First, some history. If you don’t like reading about it just skip to the ruler below.
So, NAScale is born after yet another attempt to design a good colourspace conversion and scaling library. Long time ago FFmpeg didn’t have any proper solution for that and used rather rudimentary imgconvert; later it was replaced with
libswscale lifted from MPlayer. Unfortunately it was designed for rather specific player tasks (mostly converting YUV to RGB for displaying with X11 DGA driver) rather than generic utility library and some of its original design still shows to this day. Actually,
libswscale should have a warm place in every true FFmpeg developer’s heart next to
MPEGEncContext. Still, while being far from ideal it has SIMD optimisations and it works, so it’s still being used.
And yet some people unsatisfied with it decided to write a replacement from scratch. Originally AVScale (a Libav™ project) was supposed to be designed during coding sprint in Summer 2014. And of course nothing substantial came out of it.
Then I proposed my vision how it should work and even wrote a proof of concept (i.e. throwaway) code to demonstrate it back in Autumn 2014. I’d made an update to it in March 2015 to show how to work with high bitdepth formats but nobody has touched it since then (and hardly before that too). Thus I’m reusing that failing effort as NAScale for NihAV.
And now about the NAScale design.
The main guiding rule was: “see
libswscale? Don’t do it like this.”
First, I really hate long enums and dislike API/ABI breaks. So NAScale should have stable interface and no enumeration of known pixel formats. What should it have instead? Pixel format description that should be good enough to make NAScale convert even formats it had no idea about (like BARG5156 to YUV412).
So what should such description have? Colourspace information (RGB/YUV/XYZ/whatever, gamma, transfer function etc), size of whole packed pixel where applicable (i.e. not for planar formats) and individual component information. That component information includes information on how to find and/or extract such component (i.e. on which plane it is located, what shift and mask is needed to extract it from packed bitfield, how many bytes to skip to find the first and next component etc.) and subsampling information. The names chosen for those descriptors were
Chromaton (for rather obvious reasons).
Second, the way NAScale processes data. As I remember it
libswscale converted input into YUV with fixed precision before scaling and then back into destination format unless it was common case format conversion without scaling (and then some bypass hacks were employed like plane repacking function and such).

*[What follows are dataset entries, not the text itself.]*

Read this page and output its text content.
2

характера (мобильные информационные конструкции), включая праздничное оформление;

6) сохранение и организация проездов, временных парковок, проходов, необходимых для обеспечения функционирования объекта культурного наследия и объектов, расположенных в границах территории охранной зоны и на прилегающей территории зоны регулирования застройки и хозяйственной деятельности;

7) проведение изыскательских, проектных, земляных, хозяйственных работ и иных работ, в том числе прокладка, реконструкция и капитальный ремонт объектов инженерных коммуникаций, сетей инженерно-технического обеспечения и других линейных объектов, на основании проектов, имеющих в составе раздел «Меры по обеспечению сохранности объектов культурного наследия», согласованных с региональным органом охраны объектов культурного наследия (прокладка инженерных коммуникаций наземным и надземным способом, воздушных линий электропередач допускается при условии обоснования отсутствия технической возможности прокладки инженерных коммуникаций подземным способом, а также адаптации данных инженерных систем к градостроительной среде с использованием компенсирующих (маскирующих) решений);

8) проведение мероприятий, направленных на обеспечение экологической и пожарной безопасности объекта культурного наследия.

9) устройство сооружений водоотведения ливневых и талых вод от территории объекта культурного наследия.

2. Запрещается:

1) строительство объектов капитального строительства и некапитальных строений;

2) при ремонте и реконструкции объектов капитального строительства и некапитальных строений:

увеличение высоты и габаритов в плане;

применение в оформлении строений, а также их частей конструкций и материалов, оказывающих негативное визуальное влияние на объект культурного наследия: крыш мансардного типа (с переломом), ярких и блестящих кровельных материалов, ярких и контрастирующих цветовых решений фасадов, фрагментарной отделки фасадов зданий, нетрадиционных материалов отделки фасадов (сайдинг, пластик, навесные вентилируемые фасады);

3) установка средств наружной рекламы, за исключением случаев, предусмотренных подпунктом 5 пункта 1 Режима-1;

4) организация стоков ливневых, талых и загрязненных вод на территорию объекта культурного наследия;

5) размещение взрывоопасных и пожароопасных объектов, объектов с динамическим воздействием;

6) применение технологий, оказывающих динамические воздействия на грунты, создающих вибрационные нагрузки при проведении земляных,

NAScale prefers to build filter chain in stages. Each stage has either one function processing all components or a function processing only one component applied to each component — that allows you to execute e.g. scaling in parallel. It also allows to build proper conversion+scaling process without horrible hacks. Each stage might have its own temporary buffers that will be used for output (and fed to the next stage).
You need to convert XYZ to YUV? First you unpack XYZ into planar RGB (stage 1), then scale it (stage 2) and then convert it to YUV (stage 3). NAScale constructs chain by searching for kernels that can do the work (e.g. convert input into some intermediate format or pack planes into output format), provides that kernel with a
Formaton and dimensions and that kernels sets stage processing functions. For example, the first stage of RGB to YUV is unpacking RGB data, thus NAScale searches for the kernel called
rgbunp, which sets stage processing function and allocated RGB plane buffers, then the kernel called
rgb2yuv will convert and pack RGB data from the planes into YUV.
And last, implementation. I’ve written some sample code that would be able to take RGB input (high bitdepth was supported too), scale it if needed and pack back into RGB or convert into YUV depending on what was requested. So test program converted raw
r210 frame into
r10k or input PPM into PPM or PGMYUV with scaling. I think it’s enough to demonstrate how the concept works. Sadly nobody has picked this work (and you know whom I blame for that; oh, and
koda — he wanted to be mentioned too).